Li Wenlin, Wang Yang, Hu Qiang, Li Sainan, Guo Dachuan, Liu Lin, Huang Xiuqing, Dou Lin, Zhou Qi, Shen Tao, Chang Jianmin
Department of Dermatology, Beijing Hospital, National Center of Gerontology, Institute of Geriatric Medicine, Chinese Academy of Medical Sciences, Beijing, China.
The Key Laboratory of Geriatrics, Beijing Institute of Geriatrics, Institute of Geriatric Medicine, Chinese Academy of Medical Sciences, Beijing Hospital/National Center of Gerontology of National Health Commission, Beijing 100730, China.
Int J Med Sci. 2025 Apr 28;22(10):2488-2501. doi: 10.7150/ijms.105650. eCollection 2025.
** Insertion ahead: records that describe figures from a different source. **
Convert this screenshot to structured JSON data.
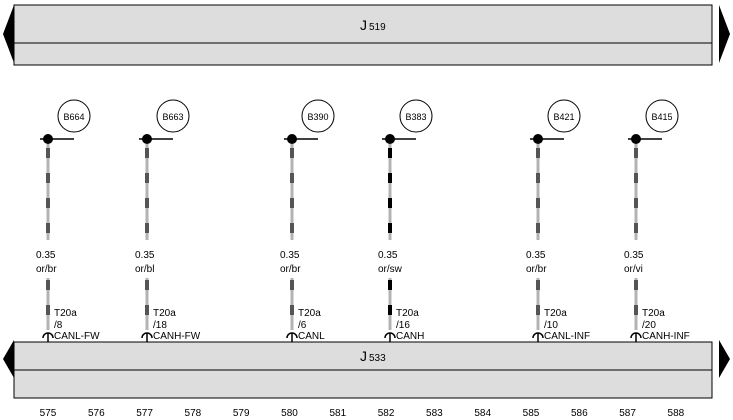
{
  "top_module": {
    "letter": "J",
    "number": "519"
  },
  "bottom_module": {
    "letter": "J",
    "number": "533"
  },
  "wires": [
    {
      "id": "B664",
      "gauge": "0.35",
      "color_code": "or/br",
      "connector": "T20a",
      "pin": "/8",
      "signal": "CANL-FW",
      "stripe": "gray"
    },
    {
      "id": "B663",
      "gauge": "0.35",
      "color_code": "or/bl",
      "connector": "T20a",
      "pin": "/18",
      "signal": "CANH-FW",
      "stripe": "gray"
    },
    {
      "id": "B390",
      "gauge": "0.35",
      "color_code": "or/br",
      "connector": "T20a",
      "pin": "/6",
      "signal": "CANL",
      "stripe": "gray"
    },
    {
      "id": "B383",
      "gauge": "0.35",
      "color_code": "or/sw",
      "connector": "T20a",
      "pin": "/16",
      "signal": "CANH",
      "stripe": "black"
    },
    {
      "id": "B421",
      "gauge": "0.35",
      "color_code": "or/br",
      "connector": "T20a",
      "pin": "/10",
      "signal": "CANL-INF",
      "stripe": "gray"
    },
    {
      "id": "B415",
      "gauge": "0.35",
      "color_code": "or/vi",
      "connector": "T20a",
      "pin": "/20",
      "signal": "CANH-INF",
      "stripe": "gray"
    }
  ],
  "grid_numbers": [
    "575",
    "576",
    "577",
    "578",
    "579",
    "580",
    "581",
    "582",
    "583",
    "584",
    "585",
    "586",
    "587",
    "588"
  ],
  "colors": {
    "module_fill": "#dddddd",
    "wire_base": "#b3b3b3",
    "stripe_gray": "#555555",
    "stripe_black": "#000000",
    "line": "#000000"
  }
}
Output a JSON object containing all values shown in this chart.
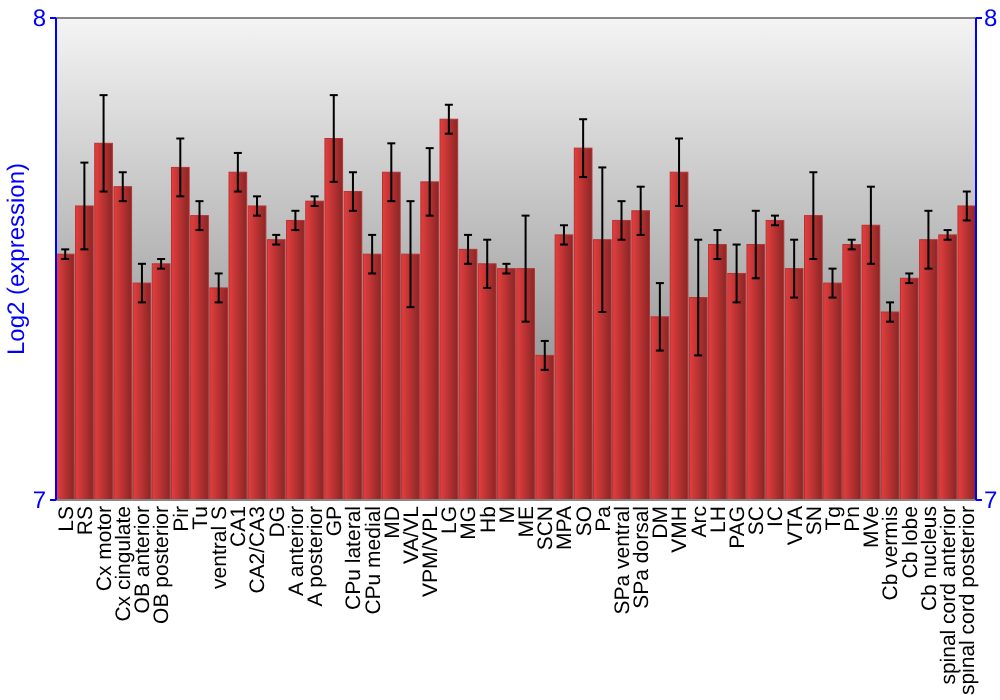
{
  "chart_data": {
    "type": "bar",
    "ylabel": "Log2 (expression)",
    "categories": [
      "LS",
      "RS",
      "Cx motor",
      "Cx cingulate",
      "OB anterior",
      "OB posterior",
      "Pir",
      "Tu",
      "ventral S",
      "CA1",
      "CA2/CA3",
      "DG",
      "A anterior",
      "A posterior",
      "GP",
      "CPu lateral",
      "CPu medial",
      "MD",
      "VA/VL",
      "VPM/VPL",
      "LG",
      "MG",
      "Hb",
      "M",
      "ME",
      "SCN",
      "MPA",
      "SO",
      "Pa",
      "SPa ventral",
      "SPa dorsal",
      "DM",
      "VMH",
      "Arc",
      "LH",
      "PAG",
      "SC",
      "IC",
      "VTA",
      "SN",
      "Tg",
      "Pn",
      "MVe",
      "Cb vermis",
      "Cb lobe",
      "Cb nucleus",
      "spinal cord anterior",
      "spinal cord posterior"
    ],
    "values": [
      7.51,
      7.61,
      7.74,
      7.65,
      7.45,
      7.49,
      7.69,
      7.59,
      7.44,
      7.68,
      7.61,
      7.54,
      7.58,
      7.62,
      7.75,
      7.64,
      7.51,
      7.68,
      7.51,
      7.66,
      7.79,
      7.52,
      7.49,
      7.48,
      7.48,
      7.3,
      7.55,
      7.73,
      7.54,
      7.58,
      7.6,
      7.38,
      7.68,
      7.42,
      7.53,
      7.47,
      7.53,
      7.58,
      7.48,
      7.59,
      7.45,
      7.53,
      7.57,
      7.39,
      7.46,
      7.54,
      7.55,
      7.61
    ],
    "errors": [
      0.01,
      0.09,
      0.1,
      0.03,
      0.04,
      0.01,
      0.06,
      0.03,
      0.03,
      0.04,
      0.02,
      0.01,
      0.02,
      0.01,
      0.09,
      0.04,
      0.04,
      0.06,
      0.11,
      0.07,
      0.03,
      0.03,
      0.05,
      0.01,
      0.11,
      0.03,
      0.02,
      0.06,
      0.15,
      0.04,
      0.05,
      0.07,
      0.07,
      0.12,
      0.03,
      0.06,
      0.07,
      0.01,
      0.06,
      0.09,
      0.03,
      0.01,
      0.08,
      0.02,
      0.01,
      0.06,
      0.01,
      0.03
    ],
    "color": "#b83232",
    "ylim": [
      7,
      8
    ],
    "yticks": [
      7,
      8
    ],
    "y2lim": [
      7,
      8
    ],
    "y2ticks": [
      7,
      8
    ]
  }
}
Basal cell carcinoma (BCC) is the most common type of non-melanoma skin cancer (NMSC). However, few biomarkers have been developed for the diagnosis of BCC. This study aimed to uncover novel BCC biomarkers for diagnosis and treatment via transcriptome and pathogenesis investigations. Microarray datasets of BCC tissues were downloaded from the Gene Expression Omnibus (GEO) database and differentially expressed genes (DEGs) were identified. A total of 558 DEGs were identified between BCC and normal samples from the GSE125285 and GSE42109 datasets. 69 DEGs were expressed in a tissue/organ-specific manner, of which three tissue-specific key genes were finally identified. The three genes showed high performance for BCC diagnosis with AUCs of ≥0.8, indicating that they have high diagnostic significance. CIBERSORT analysis revealed an increase in resting NK cells, M1 macrophages and a decrease in dendritic cells in the immune microenvironment of BCC patients. In addition, versican (VCAN) may be involved in the polarization of M1 macrophages in skin cancer. When VCAN was knocked down, the skin cancer cell line A431 was weakened in terms of proliferation, migration and invasion. Meanwhile, the expression of the key oncogenic factors DDX5 was also reduced and apoptosis was promoted through the BAX/BCL-2/c-Caspase3 pathway. The cell-derived xenograft model study in nude mice showed that knockdown of VCAN in tumour cells significantly suppressed tumour size compared to control tumour cells, suggesting that VCAN is one of the important genes for tumourigenesis. Meanwhile, we examined the level of macrophage M1 polarization in tumour samples from a cell-derived xenograft mouse model, and VCAN knockdown significantly reduced macrophage M1 polarization compared to controls. We also detected the expression of VCAN in tumour samples from BCC patients and verified that VCAN expression was significantly higher in BCC than in normal skin tissue. Thus, VCAN could be a potential clinical target for the diagnosis and treatment of BCC.
基底细胞癌(BCC)是最常见的非黑色素瘤皮肤癌(NMSC)类型。然而,用于诊断BCC的生物标志物却很少。本研究旨在通过转录组和发病机制研究,发现用于诊断和治疗的新型BCC生物标志物。从基因表达综合数据库(GEO)下载BCC组织的微阵列数据集,并鉴定差异表达基因(DEG)。从GSE125285和GSE42109数据集中,共鉴定出BCC与正常样本之间的558个DEG。69个DEG以组织/器官特异性方式表达,最终确定了三个组织特异性关键基因。这三个基因对BCC诊断表现出高性能,曲线下面积(AUC)≥0.8,表明它们具有很高的诊断意义。CIBERSORT分析显示,BCC患者免疫微环境中静息自然杀伤(NK)细胞和M1巨噬细胞增加,树突状细胞减少。此外,多功能蛋白聚糖(VCAN)可能参与皮肤癌中M1巨噬细胞的极化。当敲低VCAN时,皮肤癌细胞系A431在增殖、迁移和侵袭方面均被削弱。同时,关键致癌因子DDX5的表达也降低,并通过BAX/BCL-2/c-半胱天冬酶3途径促进细胞凋亡。裸鼠细胞源异种移植模型研究表明,与对照肿瘤细胞相比,肿瘤细胞中敲低VCAN可显著抑制肿瘤大小,提示VCAN是肿瘤发生的重要基因之一。同时,我们检测了细胞源异种移植小鼠模型肿瘤样本中巨噬细胞M1极化水平,与对照相比,敲低VCAN可显著降低巨噬细胞M1极化。我们还检测了BCC患者肿瘤样本中VCAN的表达,并证实BCC中VCAN表达显著高于正常皮肤组织。因此,VCAN可能是BCC诊断和治疗的潜在临床靶点。